Postcard Image

Postcard Image
As the Victorian era passed into the Edwardian and Roaring Twenties, a market developed for bisque and china bawdy novelties and figurines of women in revealing outfits. Although now most of these figurines seem more coy and cute than ribald and risque, in their time they symbolized the casting off of the perceived restraints of the Victorian era.

These little lovelies included bathing beauties, who came clad in swimsuits of real lace or in stylish painted beach wear, as well as mermaids, harem ladies, and nudies, who were meant to wear nothing more than an engaging smile. Also produced were flippers, innocent appearing figurines who reveal a bawdy secret when flipped over, and squirters, figurines that were meant to squirt water out of an appropriate orifice.

Most were manufactured in Germany from the late 1800s through the 1930s, often showing remarkable artistry and imagination, with Japan entering the market during World War I.

Wednesday, March 20, 2013

Bathing Beauty of the Week


Her chiton swirling around her,  Ms. #537 appears to be playing her tambourine with wild abandon.  Perhaps she is supposed to be a maenad, a female follower of the Greek god, Dionysus, who often danced around their deity in a frenzied rapture.  By Schafer and Vater, this beautiful bisque bacchae has a rather cheeky secret. . . .

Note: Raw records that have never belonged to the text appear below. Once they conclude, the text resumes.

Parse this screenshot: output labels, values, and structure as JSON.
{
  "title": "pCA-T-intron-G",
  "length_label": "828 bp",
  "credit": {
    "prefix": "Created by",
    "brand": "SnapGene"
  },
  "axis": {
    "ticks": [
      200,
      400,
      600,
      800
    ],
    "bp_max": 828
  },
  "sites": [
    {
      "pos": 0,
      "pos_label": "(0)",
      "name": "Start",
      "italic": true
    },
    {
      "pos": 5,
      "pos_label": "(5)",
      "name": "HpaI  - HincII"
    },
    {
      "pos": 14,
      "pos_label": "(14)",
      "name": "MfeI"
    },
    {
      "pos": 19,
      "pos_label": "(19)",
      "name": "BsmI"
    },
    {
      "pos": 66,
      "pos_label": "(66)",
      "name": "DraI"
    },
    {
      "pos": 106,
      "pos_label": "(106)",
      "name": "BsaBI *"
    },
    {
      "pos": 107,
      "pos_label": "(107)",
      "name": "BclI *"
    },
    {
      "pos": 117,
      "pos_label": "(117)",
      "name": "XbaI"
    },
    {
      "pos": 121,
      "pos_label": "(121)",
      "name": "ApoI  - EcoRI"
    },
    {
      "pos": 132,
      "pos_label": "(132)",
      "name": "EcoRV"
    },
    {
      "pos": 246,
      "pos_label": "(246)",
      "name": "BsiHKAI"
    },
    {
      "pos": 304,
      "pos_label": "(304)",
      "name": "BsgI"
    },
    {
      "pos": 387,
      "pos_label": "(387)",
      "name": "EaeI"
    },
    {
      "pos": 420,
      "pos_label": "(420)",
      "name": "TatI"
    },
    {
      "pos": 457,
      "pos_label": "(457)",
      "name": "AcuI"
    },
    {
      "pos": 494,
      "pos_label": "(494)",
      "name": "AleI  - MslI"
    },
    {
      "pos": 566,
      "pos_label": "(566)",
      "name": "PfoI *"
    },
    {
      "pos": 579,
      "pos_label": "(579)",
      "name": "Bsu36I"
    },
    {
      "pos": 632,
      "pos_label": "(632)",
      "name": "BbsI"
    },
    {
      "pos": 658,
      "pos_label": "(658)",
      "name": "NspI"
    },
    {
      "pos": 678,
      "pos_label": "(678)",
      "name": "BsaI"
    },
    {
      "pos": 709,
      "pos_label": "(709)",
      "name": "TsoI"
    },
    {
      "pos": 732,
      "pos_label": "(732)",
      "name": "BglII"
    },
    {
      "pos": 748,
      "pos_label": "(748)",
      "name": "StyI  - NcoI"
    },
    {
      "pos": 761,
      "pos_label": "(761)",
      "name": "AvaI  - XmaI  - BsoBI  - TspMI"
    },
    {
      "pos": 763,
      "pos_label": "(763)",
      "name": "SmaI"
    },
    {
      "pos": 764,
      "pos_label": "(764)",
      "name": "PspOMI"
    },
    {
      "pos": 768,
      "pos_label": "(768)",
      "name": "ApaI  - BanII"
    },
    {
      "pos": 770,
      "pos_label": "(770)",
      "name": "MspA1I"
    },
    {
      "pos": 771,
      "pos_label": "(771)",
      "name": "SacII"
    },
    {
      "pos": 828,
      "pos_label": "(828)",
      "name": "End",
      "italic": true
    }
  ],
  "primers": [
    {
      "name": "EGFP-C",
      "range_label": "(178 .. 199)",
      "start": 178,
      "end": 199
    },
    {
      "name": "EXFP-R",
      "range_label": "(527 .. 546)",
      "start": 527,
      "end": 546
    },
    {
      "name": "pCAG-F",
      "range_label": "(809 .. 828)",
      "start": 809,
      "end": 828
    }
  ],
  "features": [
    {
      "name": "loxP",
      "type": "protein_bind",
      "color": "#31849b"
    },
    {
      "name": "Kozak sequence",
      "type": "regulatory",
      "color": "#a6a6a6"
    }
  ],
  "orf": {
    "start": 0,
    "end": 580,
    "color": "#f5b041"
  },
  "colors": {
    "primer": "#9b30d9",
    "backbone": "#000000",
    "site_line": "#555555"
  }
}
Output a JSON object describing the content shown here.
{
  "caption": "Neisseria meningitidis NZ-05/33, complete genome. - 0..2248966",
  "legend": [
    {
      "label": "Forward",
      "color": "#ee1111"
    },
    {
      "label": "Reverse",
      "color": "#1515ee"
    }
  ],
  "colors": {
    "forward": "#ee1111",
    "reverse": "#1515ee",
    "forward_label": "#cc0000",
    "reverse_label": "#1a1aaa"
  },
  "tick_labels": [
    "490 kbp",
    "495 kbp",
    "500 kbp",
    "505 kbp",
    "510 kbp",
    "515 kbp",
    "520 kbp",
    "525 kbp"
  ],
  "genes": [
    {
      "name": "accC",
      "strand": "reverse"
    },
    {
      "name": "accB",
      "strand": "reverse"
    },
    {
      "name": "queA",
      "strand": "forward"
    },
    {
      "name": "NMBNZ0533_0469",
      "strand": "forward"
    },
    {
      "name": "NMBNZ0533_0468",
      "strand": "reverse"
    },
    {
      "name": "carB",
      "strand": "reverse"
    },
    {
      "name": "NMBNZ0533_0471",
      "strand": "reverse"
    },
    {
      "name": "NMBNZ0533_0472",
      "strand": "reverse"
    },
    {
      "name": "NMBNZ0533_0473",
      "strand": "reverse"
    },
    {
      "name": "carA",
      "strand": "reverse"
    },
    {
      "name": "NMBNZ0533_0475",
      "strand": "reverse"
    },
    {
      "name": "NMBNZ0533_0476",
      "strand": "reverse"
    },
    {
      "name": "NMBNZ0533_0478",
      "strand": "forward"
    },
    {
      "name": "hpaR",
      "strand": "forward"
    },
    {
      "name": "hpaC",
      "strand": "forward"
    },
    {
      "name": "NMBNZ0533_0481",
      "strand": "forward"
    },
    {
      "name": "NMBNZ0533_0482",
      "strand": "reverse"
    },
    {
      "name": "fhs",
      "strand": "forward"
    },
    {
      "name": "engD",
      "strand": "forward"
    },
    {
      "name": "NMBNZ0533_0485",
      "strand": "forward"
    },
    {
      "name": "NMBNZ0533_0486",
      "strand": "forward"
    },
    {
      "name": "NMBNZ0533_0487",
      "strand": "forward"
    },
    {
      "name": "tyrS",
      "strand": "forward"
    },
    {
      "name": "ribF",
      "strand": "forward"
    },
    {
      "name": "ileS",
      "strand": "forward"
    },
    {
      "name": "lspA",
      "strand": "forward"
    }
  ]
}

for underneath are her voluptuous bare buttocks, framed with a laurel wreath.  In ancient Greece, athletes and poets were crowned with laurel wreaths as awards for their accomplishments.  One wonders just what this young lady's talents were to warrant a wreath around her nether regions. Of excellent sharp bisque typical of Schafer, this unusual flipper is 4.5 inches wide and 3.25 inches tall, and is incised "5838" underneath.

A friend said that this callipygian cutie is "resting on her laurels."  Wish I had thought of that one!